The magnetic properties of star-forming dense cores
Magnetic fields in space are sometimes called the last piece in the puzzle of star formation. They are much harder to measure than the masses or motions of star-forming clouds, and their strength is still uncertain. If they are strong, they can deflect or even oppose gas flowing into a young stellar core as it collapses under the influence of gravity. If they are moderate in strength, however, they act more flexibly and guide the flow, but don't prevent it. Early measurements of field strengths in molecular clouds were based on radiation from molecules whose energy levels are sensitive to magnetic field strengths. Those data suggested the fields were of moderate strength, but those conclusions were tentative. More recent observations with stronger signals measured the polarized radiation from dust grains aligned with the magnetic field. These observations obtain the field strength from the changes in field direction across the cloud map.

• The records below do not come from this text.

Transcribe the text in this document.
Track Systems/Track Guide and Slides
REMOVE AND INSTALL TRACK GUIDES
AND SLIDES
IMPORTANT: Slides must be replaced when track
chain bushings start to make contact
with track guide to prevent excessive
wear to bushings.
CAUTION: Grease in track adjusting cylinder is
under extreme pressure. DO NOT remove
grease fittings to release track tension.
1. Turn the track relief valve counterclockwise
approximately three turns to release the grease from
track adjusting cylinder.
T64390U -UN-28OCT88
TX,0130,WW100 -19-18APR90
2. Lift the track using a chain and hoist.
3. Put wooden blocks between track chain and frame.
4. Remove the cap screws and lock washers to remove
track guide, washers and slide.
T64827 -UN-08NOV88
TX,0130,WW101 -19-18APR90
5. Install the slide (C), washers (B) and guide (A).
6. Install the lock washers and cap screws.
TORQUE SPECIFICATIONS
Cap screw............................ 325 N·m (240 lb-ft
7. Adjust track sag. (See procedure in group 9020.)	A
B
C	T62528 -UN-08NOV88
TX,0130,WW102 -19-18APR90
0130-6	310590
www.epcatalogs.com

CfA astronomer Phil Myers and his collaborator undertook to clarify the role of magnetic fields in star-forming cloud cores. They compared field strengths using the dust technique in 17 cores forming low mass stars and using the molecular technique in 36 cores forming more massive stars. The two techniques find nearly the same properties for the fields, despite each measuring a different magnetic effect. The astronomers analyzed whether the fields are strong enough to prevent gravitational collapse, and how their strengths scale with density. They find that, despite the diverse range of core properties, none of the fields is strong enough (by a factor of two or three) to prevent collapse. They also find correlations between field strength, density, and other core properties which are consistent with theoretical expectations.
This study is the first analysis of magnetic field influences in star-forming cores using both molecular and dust measurement techniques, and it corroborates and extends the earlier findings based on the molecular technique alone.
The study is published in The Astrophysical Journal.